An LU decomposition of A may be obtained by applying the definition of matrix multiplication to the equation A = LU. If L is unit lower triangular and U is upper triangular, then

$a_{ij}=\displaystyle\sum_{p=1}^{\text{min}(i,j)}l_{ip}u_{pj},\operatorname{% where}1\leq i,j\leq n$ | (45) |

Rearranging the terms of Equation 45 yields

$l_{ij}=\frac{a_{ij}-\displaystyle\sum_{p=1}^{j-1}l_{ip}u_{pj}}{u_{jj}},% \operatorname{where}i>j$ | (46) |

and

$u_{ij}=a_{ij}-\displaystyle\sum_{p=1}^{i-1}l_{ip}u_{pj},\operatorname{where}1\leq j$ | (47) |

Jointly Equation 46 and Equation 47 are referred to as Doolittle’s method of computing the LU decomposition of A. Algorithm 2 implements Doolittle’s method. Calculations are sequenced to compute one row of L followed by the corresponding row of U until A is exhausted. You will observe that the procedure overwrites the subdiagonal portions of A with L and the upper triangular portions of A with U.

for $i=1,\cdots,n$ |

for $j=1,\cdots,i-1$ |

$\alpha=a_{ij}$ |

for $p=1,\cdots,j-1$ |

$\alpha=\alpha-a_{ip}a_{pj}$ |

$a_{ij}=\displaystyle\frac{\alpha}{a_{jj}}$ |

for $j=i,\cdots,n$ |

$\alpha=a_{ij}$ |

for $p=1,\cdots,i-1$ |

$\alpha=\alpha-a_{ip}a_{pj}$ |

$a_{ij}=\alpha$ |

Figure 1 depicts the computational sequence associated with Doolittle’s method.

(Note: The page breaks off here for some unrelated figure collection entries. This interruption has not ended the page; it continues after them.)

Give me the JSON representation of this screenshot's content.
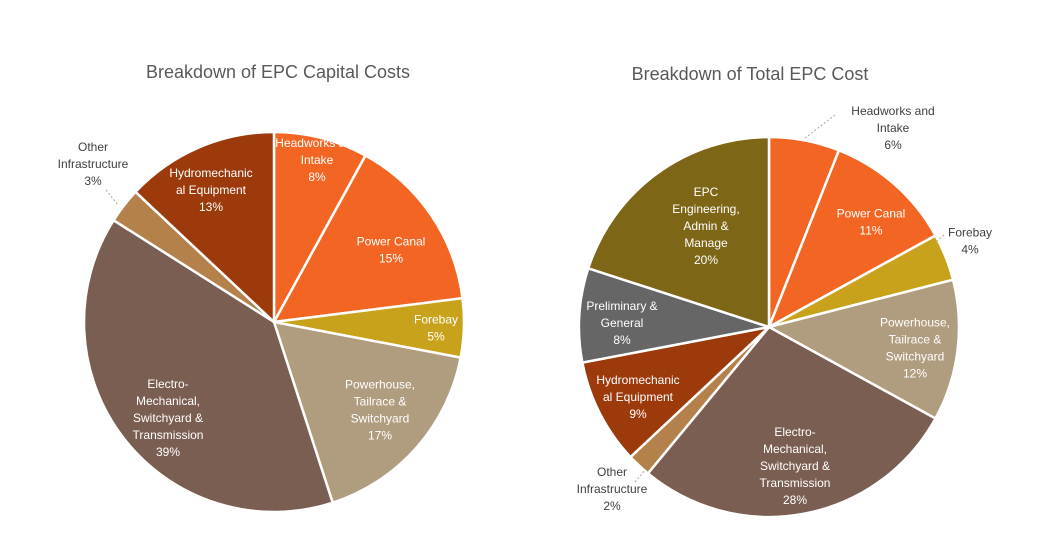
{
  "chart_data": [
    {
      "type": "pie",
      "title": "Breakdown of EPC Capital Costs",
      "slices": [
        {
          "label": [
            "Headworks and",
            "Intake"
          ],
          "value": 8,
          "pct": "8%",
          "color": "#F26522",
          "label_pos": "inside"
        },
        {
          "label": [
            "Power Canal"
          ],
          "value": 15,
          "pct": "15%",
          "color": "#F26522",
          "label_pos": "inside"
        },
        {
          "label": [
            "Forebay"
          ],
          "value": 5,
          "pct": "5%",
          "color": "#C9A21C",
          "label_pos": "inside"
        },
        {
          "label": [
            "Powerhouse,",
            "Tailrace &",
            "Switchyard"
          ],
          "value": 17,
          "pct": "17%",
          "color": "#B09C7E",
          "label_pos": "inside"
        },
        {
          "label": [
            "Electro-",
            "Mechanical,",
            "Switchyard &",
            "Transmission"
          ],
          "value": 39,
          "pct": "39%",
          "color": "#7B5E52",
          "label_pos": "inside"
        },
        {
          "label": [
            "Other",
            "Infrastructure"
          ],
          "value": 3,
          "pct": "3%",
          "color": "#B5814A",
          "label_pos": "outside"
        },
        {
          "label": [
            "Hydromechanic",
            "al Equipment"
          ],
          "value": 13,
          "pct": "13%",
          "color": "#9C3A0C",
          "label_pos": "inside"
        }
      ]
    },
    {
      "type": "pie",
      "title": "Breakdown of Total EPC Cost",
      "slices": [
        {
          "label": [
            "Headworks and",
            "Intake"
          ],
          "value": 6,
          "pct": "6%",
          "color": "#F26522",
          "label_pos": "outside"
        },
        {
          "label": [
            "Power Canal"
          ],
          "value": 11,
          "pct": "11%",
          "color": "#F26522",
          "label_pos": "inside"
        },
        {
          "label": [
            "Forebay"
          ],
          "value": 4,
          "pct": "4%",
          "color": "#C9A21C",
          "label_pos": "outside"
        },
        {
          "label": [
            "Powerhouse,",
            "Tailrace &",
            "Switchyard"
          ],
          "value": 12,
          "pct": "12%",
          "color": "#B09C7E",
          "label_pos": "inside"
        },
        {
          "label": [
            "Electro-",
            "Mechanical,",
            "Switchyard &",
            "Transmission"
          ],
          "value": 28,
          "pct": "28%",
          "color": "#7B5E52",
          "label_pos": "inside"
        },
        {
          "label": [
            "Other",
            "Infrastructure"
          ],
          "value": 2,
          "pct": "2%",
          "color": "#B5814A",
          "label_pos": "outside"
        },
        {
          "label": [
            "Hydromechanic",
            "al Equipment"
          ],
          "value": 9,
          "pct": "9%",
          "color": "#9C3A0C",
          "label_pos": "inside"
        },
        {
          "label": [
            "Preliminary &",
            "General"
          ],
          "value": 8,
          "pct": "8%",
          "color": "#666666",
          "label_pos": "inside"
        },
        {
          "label": [
            "EPC",
            "Engineering,",
            "Admin &",
            "Manage"
          ],
          "value": 20,
          "pct": "20%",
          "color": "#7D6616",
          "label_pos": "inside"
        }
      ]
    }
  ]
}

Two loops in the Doolittle algorithm are of the form

$\alpha=\alpha-a_{ip}a_{pj}$ | (48) |

These loops determine an element of the factorization l_{ij} or
u_{ij} by computing the dot product of a partial column vector in U
and partial row vector in L. As such, the loops perform an inner product accumulation.
These computations have a numerical advantage over the gradual accumulation of
l_{ij} or u_{ij} during each stage of Gaussian elimination
(sometimes referred to as a partial sums accumulation). This advantage is based on the fact the product
of two single precision floating point numbers is always computed with double precision
arithmetic (at least in the C programming language). Because of this, the product
a_{ip}a_{pj} suffers no loss of precision.
If the product is accumulated in a double precision variable $\alpha$, there is no loss of precision
during the entire inner product calculation. Therefore, one double precision variable can preserve the
numerical integrity of the inner product.

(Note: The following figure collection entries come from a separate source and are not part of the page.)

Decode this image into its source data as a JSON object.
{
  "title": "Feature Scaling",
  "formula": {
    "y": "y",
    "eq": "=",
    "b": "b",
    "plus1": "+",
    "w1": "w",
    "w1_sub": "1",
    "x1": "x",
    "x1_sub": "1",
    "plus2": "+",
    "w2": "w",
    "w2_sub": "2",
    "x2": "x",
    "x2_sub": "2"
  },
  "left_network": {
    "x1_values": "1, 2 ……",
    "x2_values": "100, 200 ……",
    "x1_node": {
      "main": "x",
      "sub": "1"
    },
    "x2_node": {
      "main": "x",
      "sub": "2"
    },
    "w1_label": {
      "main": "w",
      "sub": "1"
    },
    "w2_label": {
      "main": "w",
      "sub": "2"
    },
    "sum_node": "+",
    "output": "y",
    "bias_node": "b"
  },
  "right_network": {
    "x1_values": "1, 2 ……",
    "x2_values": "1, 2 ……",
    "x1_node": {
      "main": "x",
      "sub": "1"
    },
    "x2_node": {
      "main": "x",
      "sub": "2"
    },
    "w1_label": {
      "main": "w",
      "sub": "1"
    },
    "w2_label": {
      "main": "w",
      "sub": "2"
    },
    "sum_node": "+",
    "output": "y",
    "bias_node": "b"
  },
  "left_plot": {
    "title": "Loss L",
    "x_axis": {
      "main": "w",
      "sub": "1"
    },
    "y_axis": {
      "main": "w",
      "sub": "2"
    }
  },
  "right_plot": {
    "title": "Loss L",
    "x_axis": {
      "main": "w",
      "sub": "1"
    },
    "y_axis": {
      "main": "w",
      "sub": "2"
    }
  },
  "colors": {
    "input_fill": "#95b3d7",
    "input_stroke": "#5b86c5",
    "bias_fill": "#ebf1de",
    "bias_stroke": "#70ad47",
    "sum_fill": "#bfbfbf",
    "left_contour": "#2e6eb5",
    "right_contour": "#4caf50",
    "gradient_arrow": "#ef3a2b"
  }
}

Recalling the partial sum accumulation loop of the elimination-based procedure,

$a_{ij}=a_{ij}-\alpha w_{j}$ |

You will observe that truncation to single precision must occur each time a${}_{ij}$ is updated unless both A and w are stored in double precision arrays.

The derivation of Equation 46 and Equation 47 is discussed more fully in Conte and de Boor [3].